Dear Spinal Cord reader,

Evidence based medicine (EBM) is about integrating ‘individual clinical expertise’ and the ‘best external evidence’. Individual clinical expertise has been put low on the ranking of EBM but is without doubt important, if the clinical specialized expertise is extensive. To acquire such expertise specialized multidisciplinary teams, expert centres and referral paths to these centres are needed. The best external evidence is determined by research data and clinical studies, ranked with Levels of Evidence, and translated into Grades of Recommendation. If one looks at reviews of different aspects of SC medicine it becomes clear that there is a paucity of high-level evidence to guide practice. What good clinical practice consists of, changes with longitudinal evaluations: ideas change, conditions change and expectations change. Therefore, there is constant need for critical evaluations and in-depth retrospection. In this, the second issue of Spinal Cord in 2010, several very important contributions can be found. The review paper by van Asbeck et al. identified 11 pressure ulcer healing assessment instruments. Clinimetric information was incomplete for all instruments, though most complete and promising were ‘ruler length and width’ and ‘Sessing’ scale. Further study of the clinimetric properties of pressure ulcer assessment instruments is necessary before the best instrument can be selected. This is a clear demonstration that more intensive work is needed before EBM can become a reality.

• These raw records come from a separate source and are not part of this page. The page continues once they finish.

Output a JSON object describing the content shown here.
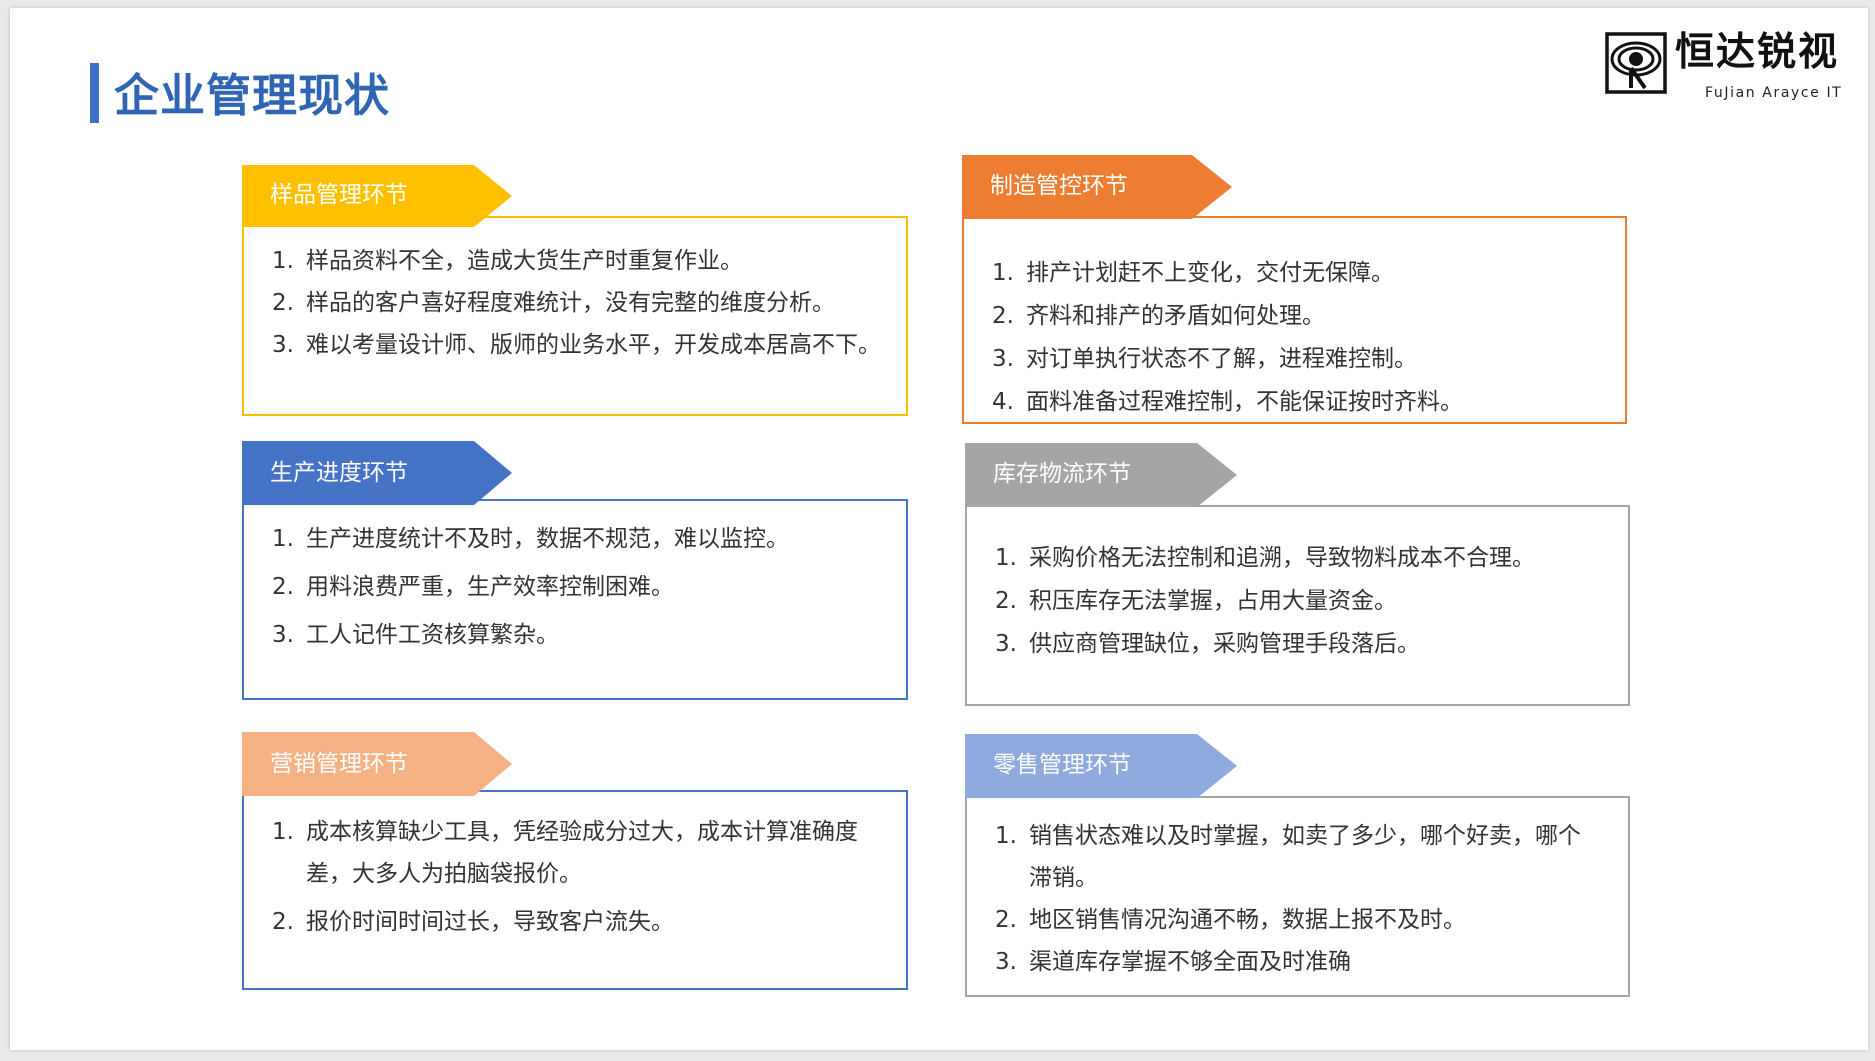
{
  "title": "企业管理现状",
  "logo": {
    "name": "恒达锐视",
    "subtitle": "FuJian Arayce IT"
  },
  "colors": {
    "title": "#2f65b3",
    "sample": "#ffc000",
    "manufacturing": "#ed7d31",
    "production": "#4472c4",
    "inventory": "#a5a5a5",
    "marketing": "#f4b183",
    "retail": "#8faadc"
  },
  "sections": [
    {
      "name": "样品管理环节",
      "items": [
        {
          "num": "1.",
          "text": "样品资料不全，造成大货生产时重复作业。"
        },
        {
          "num": "2.",
          "text": "样品的客户喜好程度难统计，没有完整的维度分析。"
        },
        {
          "num": "3.",
          "text": "难以考量设计师、版师的业务水平，开发成本居高不下。"
        }
      ]
    },
    {
      "name": "制造管控环节",
      "items": [
        {
          "num": "1.",
          "text": "排产计划赶不上变化，交付无保障。"
        },
        {
          "num": "2.",
          "text": "齐料和排产的矛盾如何处理。"
        },
        {
          "num": "3.",
          "text": " 对订单执行状态不了解，进程难控制。"
        },
        {
          "num": "4.",
          "text": "面料准备过程难控制，不能保证按时齐料。"
        }
      ]
    },
    {
      "name": "生产进度环节",
      "items": [
        {
          "num": "1.",
          "text": "生产进度统计不及时，数据不规范，难以监控。"
        },
        {
          "num": "2.",
          "text": "用料浪费严重，生产效率控制困难。"
        },
        {
          "num": "3.",
          "text": "工人记件工资核算繁杂。"
        }
      ]
    },
    {
      "name": "库存物流环节",
      "items": [
        {
          "num": "1.",
          "text": "采购价格无法控制和追溯，导致物料成本不合理。"
        },
        {
          "num": "2.",
          "text": "积压库存无法掌握，占用大量资金。"
        },
        {
          "num": "3.",
          "text": "供应商管理缺位，采购管理手段落后。"
        }
      ]
    },
    {
      "name": "营销管理环节",
      "items": [
        {
          "num": "1.",
          "text": "成本核算缺少工具，凭经验成分过大，成本计算准确度差，大多人为拍脑袋报价。"
        },
        {
          "num": "2.",
          "text": "报价时间时间过长，导致客户流失。"
        }
      ]
    },
    {
      "name": "零售管理环节",
      "items": [
        {
          "num": "1.",
          "text": "销售状态难以及时掌握，如卖了多少，哪个好卖，哪个滞销。"
        },
        {
          "num": "2.",
          "text": "地区销售情况沟通不畅，数据上报不及时。"
        },
        {
          "num": "3.",
          "text": "渠道库存掌握不够全面及时准确"
        }
      ]
    }
  ]
}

A step in the right direction is given by Goodwin-Wilson et al. They made a longitudinal audit to develop evidence based maps of rehabilitation for different lesion categories over a five-year period in a large sample of newly injured neurologically damaged patients, aged 18 or over. The paper provides examples of EB maps from one particular group, T8-T12 Frankel A. They conclude that pathways of care can be used to identify need for service change, to audit service change, to provide EB expectations for staff, patients and external parties, to look at variances affecting care, to make service transparent, to provide figures for comparison with other philosophies of care and to ensure consistency across the service.

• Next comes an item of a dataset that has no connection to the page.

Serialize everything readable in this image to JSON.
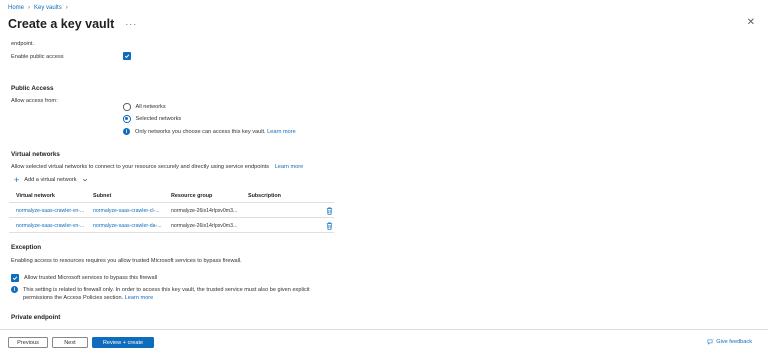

That modern techniques can help is demonstrated in a paper by Linassi et al. who show that adapting the international standards for neurological classification of spinal cord injury system to a computer generated format is possible. This would promote uniformity in the collection and interpretation of impairment data, and can be utilized to educate health care personnel including residents and medical students on classifying the impairment in traumatic spinal cord injury.

Interesting clinical data related to high-tech treatments are given by Lombardi et al. They found in a retrospective study that sacral neuromodulation can be a useful treatment option in select incomplete SCI patients affected by chronic neurogenic bowel symptoms refractory to conservative treatment.

Gorgey et al. found that administration of oral baclofen did not attenuate the protective effects of spasticity on body composition and metabolic profile after SCI. The possibility that oral baclofen could exert an independent protective effect needs to be further investigated.

Costacurta et al. included a retrospective analysis of 106 patients, 16 years of age or younger, which represents 5.4% of the total of SCI cases. The causes of the 50.9% traumatic injuries were: gunshot, 42.6%; traffic accident, 38.9%; diving, 9.3%; and fall, 3.7%. The non-traumatic aetiologies were mainly caused by tumour (36.5%) and infection (19.2%). The average time between SCI event and arrival at the rehabilitation medical centre was 27 months. These figures call for reflection.

Many more important papers are included in this issue on clinical findings, experimental research and case reports. Enjoy reading them.